In the summer, when bars and restaurants opened, but outdoor lidos remained shut, the pair used their following to campaign for a rethink, appearing on the radio to talk about the mental and physical health benefits of swimming, especially for women.
They had hit upon one of 2020’s biggest trends. Interest in outdoor swimming has surged, with people flocking to lakes, rivers and open air pools to take exercise.
At one point, demand was so high the Outdoor Swimming Society was forced to take down its map of wild swimming spots to prevent overcrowding.
And when lidos did reopen in July, visitors skyrocketed, even despite restrictions on numbers – the West Reservoir in East London welcomed 800 visitors a day this year, the same number they had in a week in 2019. It will stay open throughout the winter, for the first time this year, due to customer demand.
Similarly, Charlton Lido has seen their swimming members quadruple this year.
Joe Rham, Better’s regional director said that the stress of this year’s events was a factor. “Many of our swimmers say how much swimming outdoors, even in the colder months, benefits their mental health and during a pandemic that is of particular value.”
With no holiday plans, Nicola and Jessica decided to make the most of the summer by touring the UK’s lidos, discovering a whole new world of retro glamour.
The recently restored Hillingdon Lido was a particular hit. “It has an incredible art deco pavilion, it’s like taking a walk back in time to Miami for the day,” says Jessica.
Jesus Green in Cambridge was another favourite. “It’s amongst the longest lidos in Europe – 100 yards long but just 15 yards wide – and it’s incredible as you’re swimming right next to the river.”
When lidos shut again for the second lockdown at the beginning of November, the Lido Ladies were aghast – especially since the pools had developed effective Covid-proofing systems, with booking apps, one way routes for visitors and lanes for social distancing.
“It was sad,” says Nicola. “I am not a weepy woman, but this time around even I shed a tear. I’d got so fit, I could bang out 2km in 40 minutes. And unfortunately at our age you can lose fitness quite quickly, so the idea of having to rebuild that was disheartening. This time around it didn’t seem to make much sense.”

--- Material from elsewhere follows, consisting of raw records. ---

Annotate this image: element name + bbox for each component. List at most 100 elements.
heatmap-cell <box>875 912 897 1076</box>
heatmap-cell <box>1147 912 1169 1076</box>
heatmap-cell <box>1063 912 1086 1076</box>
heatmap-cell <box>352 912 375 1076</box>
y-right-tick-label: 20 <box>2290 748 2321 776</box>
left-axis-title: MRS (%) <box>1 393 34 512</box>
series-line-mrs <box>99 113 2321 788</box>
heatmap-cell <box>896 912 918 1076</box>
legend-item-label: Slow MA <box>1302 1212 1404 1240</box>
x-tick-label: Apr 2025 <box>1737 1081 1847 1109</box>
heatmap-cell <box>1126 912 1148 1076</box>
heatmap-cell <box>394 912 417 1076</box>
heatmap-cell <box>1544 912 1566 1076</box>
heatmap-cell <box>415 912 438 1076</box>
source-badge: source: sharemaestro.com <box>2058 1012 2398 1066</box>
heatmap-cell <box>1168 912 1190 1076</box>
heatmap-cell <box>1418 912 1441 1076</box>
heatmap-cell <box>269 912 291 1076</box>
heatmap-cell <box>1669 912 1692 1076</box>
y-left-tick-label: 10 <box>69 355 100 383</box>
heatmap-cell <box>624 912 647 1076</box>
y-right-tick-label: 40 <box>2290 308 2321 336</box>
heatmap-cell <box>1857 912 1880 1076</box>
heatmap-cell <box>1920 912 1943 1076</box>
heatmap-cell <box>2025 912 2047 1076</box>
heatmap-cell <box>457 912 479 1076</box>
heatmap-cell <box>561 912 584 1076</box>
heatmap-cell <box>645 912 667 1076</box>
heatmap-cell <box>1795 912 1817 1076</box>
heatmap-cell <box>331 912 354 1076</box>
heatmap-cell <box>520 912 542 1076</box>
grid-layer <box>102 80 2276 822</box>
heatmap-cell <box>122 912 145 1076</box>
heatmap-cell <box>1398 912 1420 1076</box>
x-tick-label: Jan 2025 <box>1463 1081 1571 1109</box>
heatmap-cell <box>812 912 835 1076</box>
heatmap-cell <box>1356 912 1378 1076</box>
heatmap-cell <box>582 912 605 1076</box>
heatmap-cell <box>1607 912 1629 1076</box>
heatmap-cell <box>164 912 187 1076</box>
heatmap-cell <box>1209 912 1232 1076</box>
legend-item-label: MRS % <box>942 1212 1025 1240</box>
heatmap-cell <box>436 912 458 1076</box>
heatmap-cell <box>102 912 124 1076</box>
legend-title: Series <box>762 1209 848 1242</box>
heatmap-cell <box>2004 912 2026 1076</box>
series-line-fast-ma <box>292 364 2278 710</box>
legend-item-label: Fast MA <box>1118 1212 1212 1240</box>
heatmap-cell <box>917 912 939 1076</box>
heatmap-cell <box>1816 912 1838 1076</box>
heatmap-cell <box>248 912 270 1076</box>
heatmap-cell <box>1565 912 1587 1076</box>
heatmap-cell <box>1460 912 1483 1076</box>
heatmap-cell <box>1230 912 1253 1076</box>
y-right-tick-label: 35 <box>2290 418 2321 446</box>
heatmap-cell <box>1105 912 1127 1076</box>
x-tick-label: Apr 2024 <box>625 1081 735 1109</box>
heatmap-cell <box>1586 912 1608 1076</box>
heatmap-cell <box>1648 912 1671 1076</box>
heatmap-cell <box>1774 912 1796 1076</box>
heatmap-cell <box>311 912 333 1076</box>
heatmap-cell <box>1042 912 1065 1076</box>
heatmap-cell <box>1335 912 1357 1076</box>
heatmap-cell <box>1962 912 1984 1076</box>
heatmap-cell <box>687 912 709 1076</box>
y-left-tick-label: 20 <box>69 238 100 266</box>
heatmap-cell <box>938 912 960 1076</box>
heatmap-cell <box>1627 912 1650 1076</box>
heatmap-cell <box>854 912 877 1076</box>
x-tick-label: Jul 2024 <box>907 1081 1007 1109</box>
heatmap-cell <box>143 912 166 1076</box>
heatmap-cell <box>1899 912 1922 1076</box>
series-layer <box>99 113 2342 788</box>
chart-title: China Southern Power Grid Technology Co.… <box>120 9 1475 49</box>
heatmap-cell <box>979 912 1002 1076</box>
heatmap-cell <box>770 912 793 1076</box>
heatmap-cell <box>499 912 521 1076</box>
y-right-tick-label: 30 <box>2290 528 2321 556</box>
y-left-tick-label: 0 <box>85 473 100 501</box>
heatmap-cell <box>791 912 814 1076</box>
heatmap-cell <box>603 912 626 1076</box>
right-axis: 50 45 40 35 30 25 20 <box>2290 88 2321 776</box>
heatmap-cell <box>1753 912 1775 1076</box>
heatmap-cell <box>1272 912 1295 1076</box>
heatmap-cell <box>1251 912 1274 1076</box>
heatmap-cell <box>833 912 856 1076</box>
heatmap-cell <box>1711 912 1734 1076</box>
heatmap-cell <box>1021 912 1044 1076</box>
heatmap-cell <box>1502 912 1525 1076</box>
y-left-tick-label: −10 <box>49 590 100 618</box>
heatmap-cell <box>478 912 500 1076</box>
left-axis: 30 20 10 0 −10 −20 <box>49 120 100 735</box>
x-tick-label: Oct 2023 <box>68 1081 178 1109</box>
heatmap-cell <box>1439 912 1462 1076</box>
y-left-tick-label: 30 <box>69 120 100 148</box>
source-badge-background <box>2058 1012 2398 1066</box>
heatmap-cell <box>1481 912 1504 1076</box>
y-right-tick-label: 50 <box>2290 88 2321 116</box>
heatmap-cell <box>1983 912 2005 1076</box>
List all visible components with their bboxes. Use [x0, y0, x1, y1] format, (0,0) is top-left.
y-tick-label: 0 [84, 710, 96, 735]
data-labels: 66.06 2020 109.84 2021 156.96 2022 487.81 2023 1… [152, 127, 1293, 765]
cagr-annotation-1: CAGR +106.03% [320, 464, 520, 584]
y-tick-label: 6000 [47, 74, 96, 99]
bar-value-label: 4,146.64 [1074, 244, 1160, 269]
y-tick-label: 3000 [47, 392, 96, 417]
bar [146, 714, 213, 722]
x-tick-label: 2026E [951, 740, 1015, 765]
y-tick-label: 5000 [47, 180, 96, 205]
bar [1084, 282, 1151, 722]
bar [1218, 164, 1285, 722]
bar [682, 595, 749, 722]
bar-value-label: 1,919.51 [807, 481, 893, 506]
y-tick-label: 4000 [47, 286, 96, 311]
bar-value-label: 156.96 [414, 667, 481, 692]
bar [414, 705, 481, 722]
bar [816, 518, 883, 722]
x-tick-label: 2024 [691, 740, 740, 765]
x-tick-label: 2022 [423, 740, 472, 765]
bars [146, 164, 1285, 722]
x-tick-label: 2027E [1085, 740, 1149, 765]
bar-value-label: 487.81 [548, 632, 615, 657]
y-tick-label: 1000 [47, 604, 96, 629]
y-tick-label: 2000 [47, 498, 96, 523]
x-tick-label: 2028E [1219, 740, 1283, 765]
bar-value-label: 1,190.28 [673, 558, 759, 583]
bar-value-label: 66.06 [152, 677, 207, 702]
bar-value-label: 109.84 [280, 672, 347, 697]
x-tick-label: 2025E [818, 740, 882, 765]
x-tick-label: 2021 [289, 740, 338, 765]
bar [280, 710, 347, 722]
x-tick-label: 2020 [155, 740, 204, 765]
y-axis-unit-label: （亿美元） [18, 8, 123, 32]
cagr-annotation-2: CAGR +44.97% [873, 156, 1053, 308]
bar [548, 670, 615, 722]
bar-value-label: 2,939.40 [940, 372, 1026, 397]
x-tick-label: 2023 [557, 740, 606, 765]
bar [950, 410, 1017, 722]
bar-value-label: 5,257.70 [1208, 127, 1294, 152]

The future of the lidos was debated in Parliament last month, and the decision taken to reopen them as soon as the lockdown ended. So, on a dark and misty morning last week, The Lido Ladies reopened Charlton Lido, complete with flowery hats and retro swimsuits.
“We were beyond excited,” says Nicola. “Though there’s no decision on whether they will be protected in future spikes.”
Either way, their campaign certainly seems to have struck a chord. “We’ve had messages on Instagram, with a number of comments saying ‘your photos brighten my day’, but also from people who might not have thought about going swimming who have got in the water because of what we’ve been doing,” says Nicola. “I think it’s both about inspiring women of our age to take exercise, but also about being “visible” in midlife.”
Along with maintaining their social media profile, the pair have been busy working on a calendar in aid of the mental health charity MIND, with a suggested donation of £10. The first print run has already sold out and they are doubling output for the second, which they are selling through their Instagram page and in a local deli.
Jessica’s mother survived an operation for her cancer, against the odds, and turned 90 last weekend.
“She’s incredible,” says Jessica. “She’s survived five heart attacks, a triple bypass, leukaemia and colon cancer and she just keeps going.”
“We had a tiny tea party for two to celebrate. If she’s still alive in the summer we’ll celebrate then with a Mad Hatter’s tea party.” They certainly won’t have to look far for a hat.